Aufschwung erreicht Arbeiter Stahlkocher bekommen mehr
30.09.2010, 08:23 UhrBis tief in die Nacht sitzen Arbeitgeber und Gewerkschafter am Verhandlungstisch. Erst in den frühen Morgenstunden kann die IG Metall eine Einigung verkünden: Die 85.000 Beschäftigten in der nordwestdeutschen Stahlindustrie bekommen mehr Geld. Nach der großen Krise macht sich die Konjunkturbelebung nun auch beim kleinen Mann bemerkbar.
In der nach der Wirtschaftskrise wieder florierenden Stahlindustrie haben die Tarifparteien einen Arbeitskampf abgewendet. Die IG Metall und die Arbeitgeber vereinbarten am frühen Donnerstagmorgen für die 85.000 Beschäftigten in Nordwestdeutschland eine Lohnerhöhung von 3,6 Prozent. Die Einigung soll bereits ab 1. Oktober gelten. Zudem sagten die Arbeitgeber in der dritten Verhandlungsrunde in Düsseldorf zu, Leiharbeitern die gleichen Stundenlöhne wie Festangestellten zu zahlen.

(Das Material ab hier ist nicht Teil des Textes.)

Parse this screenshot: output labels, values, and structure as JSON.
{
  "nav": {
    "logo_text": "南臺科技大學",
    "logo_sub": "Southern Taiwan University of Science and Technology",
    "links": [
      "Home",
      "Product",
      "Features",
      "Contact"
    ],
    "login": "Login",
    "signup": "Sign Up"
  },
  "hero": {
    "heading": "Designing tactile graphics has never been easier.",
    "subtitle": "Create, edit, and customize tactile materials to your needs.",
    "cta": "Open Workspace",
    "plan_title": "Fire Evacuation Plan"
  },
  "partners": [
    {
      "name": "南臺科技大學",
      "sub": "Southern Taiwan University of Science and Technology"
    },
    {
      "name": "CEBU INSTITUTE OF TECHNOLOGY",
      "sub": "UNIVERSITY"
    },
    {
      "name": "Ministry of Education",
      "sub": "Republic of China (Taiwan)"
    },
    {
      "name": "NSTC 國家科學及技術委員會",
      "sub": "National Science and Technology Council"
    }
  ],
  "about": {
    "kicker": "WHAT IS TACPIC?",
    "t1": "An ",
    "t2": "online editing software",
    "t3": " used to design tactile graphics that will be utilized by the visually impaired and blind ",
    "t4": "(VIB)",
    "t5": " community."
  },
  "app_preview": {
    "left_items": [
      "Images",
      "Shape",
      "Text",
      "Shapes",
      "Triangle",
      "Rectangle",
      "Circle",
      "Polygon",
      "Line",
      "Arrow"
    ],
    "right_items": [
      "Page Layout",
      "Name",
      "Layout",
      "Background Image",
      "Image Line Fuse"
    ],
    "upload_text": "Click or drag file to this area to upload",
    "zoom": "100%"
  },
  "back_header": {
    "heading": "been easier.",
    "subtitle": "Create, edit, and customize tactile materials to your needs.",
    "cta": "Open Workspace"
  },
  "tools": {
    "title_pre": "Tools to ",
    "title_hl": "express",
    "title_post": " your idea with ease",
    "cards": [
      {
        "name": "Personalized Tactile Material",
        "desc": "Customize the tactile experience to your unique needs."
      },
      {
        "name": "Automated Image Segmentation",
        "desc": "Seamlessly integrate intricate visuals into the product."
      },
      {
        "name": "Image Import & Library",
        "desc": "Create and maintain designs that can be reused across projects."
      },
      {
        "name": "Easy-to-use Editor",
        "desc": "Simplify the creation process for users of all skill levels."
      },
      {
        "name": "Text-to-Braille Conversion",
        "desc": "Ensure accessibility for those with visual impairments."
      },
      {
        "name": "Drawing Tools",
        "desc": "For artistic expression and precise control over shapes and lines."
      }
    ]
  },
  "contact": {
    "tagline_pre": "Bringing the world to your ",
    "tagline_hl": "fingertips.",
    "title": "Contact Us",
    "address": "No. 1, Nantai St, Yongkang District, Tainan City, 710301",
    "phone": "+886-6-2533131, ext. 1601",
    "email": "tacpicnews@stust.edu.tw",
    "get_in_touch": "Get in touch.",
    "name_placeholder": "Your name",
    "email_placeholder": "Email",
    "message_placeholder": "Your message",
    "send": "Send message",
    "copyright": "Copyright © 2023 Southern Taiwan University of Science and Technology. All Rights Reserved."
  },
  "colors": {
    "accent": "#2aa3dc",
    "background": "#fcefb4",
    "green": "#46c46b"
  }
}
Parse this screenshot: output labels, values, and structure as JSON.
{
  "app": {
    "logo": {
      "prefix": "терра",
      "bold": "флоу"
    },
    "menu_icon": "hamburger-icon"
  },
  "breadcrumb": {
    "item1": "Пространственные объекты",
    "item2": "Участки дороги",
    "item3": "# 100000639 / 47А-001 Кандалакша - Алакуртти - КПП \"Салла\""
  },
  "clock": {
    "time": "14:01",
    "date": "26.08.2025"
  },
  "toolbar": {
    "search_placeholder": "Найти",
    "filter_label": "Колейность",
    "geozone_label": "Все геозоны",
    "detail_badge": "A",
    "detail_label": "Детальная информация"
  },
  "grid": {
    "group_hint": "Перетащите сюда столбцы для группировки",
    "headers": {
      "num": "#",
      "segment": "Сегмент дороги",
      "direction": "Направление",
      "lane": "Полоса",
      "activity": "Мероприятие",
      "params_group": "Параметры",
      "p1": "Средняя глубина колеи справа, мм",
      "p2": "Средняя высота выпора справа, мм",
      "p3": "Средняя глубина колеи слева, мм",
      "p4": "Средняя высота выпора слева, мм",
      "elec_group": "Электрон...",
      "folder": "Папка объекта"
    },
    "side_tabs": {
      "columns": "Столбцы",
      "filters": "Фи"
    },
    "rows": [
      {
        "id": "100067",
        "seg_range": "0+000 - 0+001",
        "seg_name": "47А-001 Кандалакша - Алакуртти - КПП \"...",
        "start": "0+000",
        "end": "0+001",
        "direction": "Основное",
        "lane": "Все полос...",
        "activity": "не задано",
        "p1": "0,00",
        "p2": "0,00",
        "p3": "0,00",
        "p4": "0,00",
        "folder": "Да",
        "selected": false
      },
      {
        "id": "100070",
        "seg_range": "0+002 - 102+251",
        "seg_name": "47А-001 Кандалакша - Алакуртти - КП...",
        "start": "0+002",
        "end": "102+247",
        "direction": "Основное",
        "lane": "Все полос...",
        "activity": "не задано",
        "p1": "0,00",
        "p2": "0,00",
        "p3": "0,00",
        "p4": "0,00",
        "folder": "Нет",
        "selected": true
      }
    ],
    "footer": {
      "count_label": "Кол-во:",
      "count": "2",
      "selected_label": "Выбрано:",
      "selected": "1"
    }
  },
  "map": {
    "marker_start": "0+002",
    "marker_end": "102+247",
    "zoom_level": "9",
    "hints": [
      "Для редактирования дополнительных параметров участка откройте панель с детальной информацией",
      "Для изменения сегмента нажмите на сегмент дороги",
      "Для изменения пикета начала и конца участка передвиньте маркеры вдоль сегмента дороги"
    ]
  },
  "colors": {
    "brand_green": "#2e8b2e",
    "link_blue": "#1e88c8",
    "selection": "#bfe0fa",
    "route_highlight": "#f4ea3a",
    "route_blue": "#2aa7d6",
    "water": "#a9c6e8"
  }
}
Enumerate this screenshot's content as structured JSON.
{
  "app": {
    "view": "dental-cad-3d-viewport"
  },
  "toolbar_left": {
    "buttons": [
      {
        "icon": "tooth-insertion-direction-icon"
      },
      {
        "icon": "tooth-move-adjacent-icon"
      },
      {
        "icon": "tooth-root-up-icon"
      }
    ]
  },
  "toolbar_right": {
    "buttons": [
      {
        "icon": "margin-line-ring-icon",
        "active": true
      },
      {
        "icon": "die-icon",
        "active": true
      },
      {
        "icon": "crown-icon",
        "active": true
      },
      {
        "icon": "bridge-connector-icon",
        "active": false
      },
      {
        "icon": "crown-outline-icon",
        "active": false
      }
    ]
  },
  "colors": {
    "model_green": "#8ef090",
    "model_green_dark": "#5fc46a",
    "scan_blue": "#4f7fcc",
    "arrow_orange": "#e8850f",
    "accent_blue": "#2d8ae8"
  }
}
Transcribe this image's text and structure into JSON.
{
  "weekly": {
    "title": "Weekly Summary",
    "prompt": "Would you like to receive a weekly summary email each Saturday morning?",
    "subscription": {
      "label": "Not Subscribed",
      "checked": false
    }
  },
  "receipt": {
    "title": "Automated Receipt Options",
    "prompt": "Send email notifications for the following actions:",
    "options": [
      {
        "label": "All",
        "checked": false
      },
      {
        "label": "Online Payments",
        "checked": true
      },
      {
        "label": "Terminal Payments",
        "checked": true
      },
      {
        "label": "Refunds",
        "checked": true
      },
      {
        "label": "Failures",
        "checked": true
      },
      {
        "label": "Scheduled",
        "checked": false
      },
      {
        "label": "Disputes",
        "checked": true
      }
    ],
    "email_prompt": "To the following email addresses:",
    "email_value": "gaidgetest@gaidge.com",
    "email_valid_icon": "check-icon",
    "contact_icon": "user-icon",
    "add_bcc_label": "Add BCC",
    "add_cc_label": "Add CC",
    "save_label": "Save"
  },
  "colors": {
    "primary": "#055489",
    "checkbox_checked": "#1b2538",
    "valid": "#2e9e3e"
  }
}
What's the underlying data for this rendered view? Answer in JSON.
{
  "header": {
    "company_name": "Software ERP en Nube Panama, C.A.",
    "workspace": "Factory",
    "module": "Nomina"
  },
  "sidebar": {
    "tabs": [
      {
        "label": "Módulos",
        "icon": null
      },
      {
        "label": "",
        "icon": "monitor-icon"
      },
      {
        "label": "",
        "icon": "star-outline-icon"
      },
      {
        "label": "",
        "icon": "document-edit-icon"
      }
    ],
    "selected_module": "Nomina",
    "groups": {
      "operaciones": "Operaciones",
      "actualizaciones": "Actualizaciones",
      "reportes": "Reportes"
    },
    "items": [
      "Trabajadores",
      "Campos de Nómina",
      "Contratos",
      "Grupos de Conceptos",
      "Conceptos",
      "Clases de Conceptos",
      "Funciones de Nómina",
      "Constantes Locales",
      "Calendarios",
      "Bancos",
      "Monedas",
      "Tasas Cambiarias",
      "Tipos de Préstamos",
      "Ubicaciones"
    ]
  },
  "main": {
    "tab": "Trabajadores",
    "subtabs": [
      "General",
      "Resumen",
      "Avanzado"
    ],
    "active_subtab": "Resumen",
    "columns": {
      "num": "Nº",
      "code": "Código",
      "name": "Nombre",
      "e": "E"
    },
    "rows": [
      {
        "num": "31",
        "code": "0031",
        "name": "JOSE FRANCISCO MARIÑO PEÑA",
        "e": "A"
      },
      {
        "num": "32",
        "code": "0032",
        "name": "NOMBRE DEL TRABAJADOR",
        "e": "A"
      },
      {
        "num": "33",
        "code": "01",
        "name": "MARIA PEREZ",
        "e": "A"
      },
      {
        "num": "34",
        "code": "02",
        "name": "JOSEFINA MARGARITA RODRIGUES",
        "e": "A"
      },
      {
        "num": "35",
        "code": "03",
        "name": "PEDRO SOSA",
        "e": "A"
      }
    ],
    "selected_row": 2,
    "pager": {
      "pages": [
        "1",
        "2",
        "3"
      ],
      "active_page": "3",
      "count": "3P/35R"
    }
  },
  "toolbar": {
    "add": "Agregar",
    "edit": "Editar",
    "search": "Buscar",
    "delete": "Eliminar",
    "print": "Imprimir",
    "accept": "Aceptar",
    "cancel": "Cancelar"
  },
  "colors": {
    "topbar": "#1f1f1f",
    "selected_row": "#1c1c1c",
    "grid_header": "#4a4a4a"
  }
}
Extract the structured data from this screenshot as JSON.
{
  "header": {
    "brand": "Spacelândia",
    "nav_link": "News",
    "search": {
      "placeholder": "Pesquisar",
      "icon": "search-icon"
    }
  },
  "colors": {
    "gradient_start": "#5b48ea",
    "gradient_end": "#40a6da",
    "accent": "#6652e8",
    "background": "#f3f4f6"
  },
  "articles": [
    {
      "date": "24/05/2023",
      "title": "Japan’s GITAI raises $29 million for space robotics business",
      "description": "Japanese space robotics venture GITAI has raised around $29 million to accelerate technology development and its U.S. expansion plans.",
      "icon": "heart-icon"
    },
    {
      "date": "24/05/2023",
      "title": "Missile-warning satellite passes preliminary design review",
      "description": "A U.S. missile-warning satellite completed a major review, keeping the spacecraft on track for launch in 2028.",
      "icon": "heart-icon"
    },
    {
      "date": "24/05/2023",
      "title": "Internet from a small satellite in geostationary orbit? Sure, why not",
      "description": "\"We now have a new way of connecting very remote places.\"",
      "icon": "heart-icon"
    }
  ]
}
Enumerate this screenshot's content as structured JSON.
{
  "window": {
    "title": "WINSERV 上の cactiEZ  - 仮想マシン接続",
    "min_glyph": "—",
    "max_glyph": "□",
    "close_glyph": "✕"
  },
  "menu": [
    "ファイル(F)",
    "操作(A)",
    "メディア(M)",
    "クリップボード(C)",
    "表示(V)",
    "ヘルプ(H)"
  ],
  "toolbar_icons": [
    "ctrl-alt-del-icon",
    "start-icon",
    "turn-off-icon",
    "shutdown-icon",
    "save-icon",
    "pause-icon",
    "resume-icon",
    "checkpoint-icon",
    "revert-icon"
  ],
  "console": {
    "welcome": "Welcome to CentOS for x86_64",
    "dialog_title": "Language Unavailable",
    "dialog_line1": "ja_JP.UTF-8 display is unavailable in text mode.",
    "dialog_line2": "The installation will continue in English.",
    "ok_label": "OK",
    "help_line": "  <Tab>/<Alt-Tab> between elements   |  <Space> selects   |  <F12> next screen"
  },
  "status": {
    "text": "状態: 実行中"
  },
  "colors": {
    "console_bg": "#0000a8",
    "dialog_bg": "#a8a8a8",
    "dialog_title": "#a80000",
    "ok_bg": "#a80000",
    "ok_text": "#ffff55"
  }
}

Der Abschluss gilt für Beschäftigte von Branchengrößen wie ThyssenKrupp, Salzgitter und ArcelorMittal. Im Fall eines Scheiterns der Verhandlungen hatten Analysten vor eventuellen Kursreaktionen gewarnt.
"Es war ein schwieriges Unterfangen", sagte der Verhandlungsführer der Arbeitgeber, Helmut Koch, nach dem Ende der rund zehnstündigen Beratungen am Morgen. Der Tarifvertrag habe eine Laufzeit von 14 Monaten. Für den September würden pro Kopf 150 Euro mehr gezahlt. Die IG Metall hatte sechs Prozent mehr Lohn und eine Gleichstellung der Leiharbeiter mit den Festangestellten gefordert. Vor allem mit einer Flächentarif-Regelung zu den Zeitarbeitern taten sich die Stahl-Unternehmen schwer. Sie wollten auch kein Exempel für andere Branchen mit Zeitarbeitern - etwa die Metall- oder die Bauindustrie - statuieren. "Die Leiharbeit hat bei uns nicht die Bedeutung wie in anderen Branchen", sagte Koch.
Zwangsflexible Minderheit
Der Anteil der Leiharbeiter liegt in der Stahlindustrie bei etwa bei drei Prozent. Schon jetzt würden viele der 3000 Leiharbeiter den gleichen Lohn erhalten, sagte Koch. Die Gewerkschaft will verhindern, dass die Unternehmen im Aufschwung verstärkt auf Zeitarbeiter zurückgreifen. Facharbeiter verdienen in der Stahlindustrie nach IG Metall-Angaben monatlich rund 2600 Euro brutto, Leiharbeiter etwa 20 Prozent weniger.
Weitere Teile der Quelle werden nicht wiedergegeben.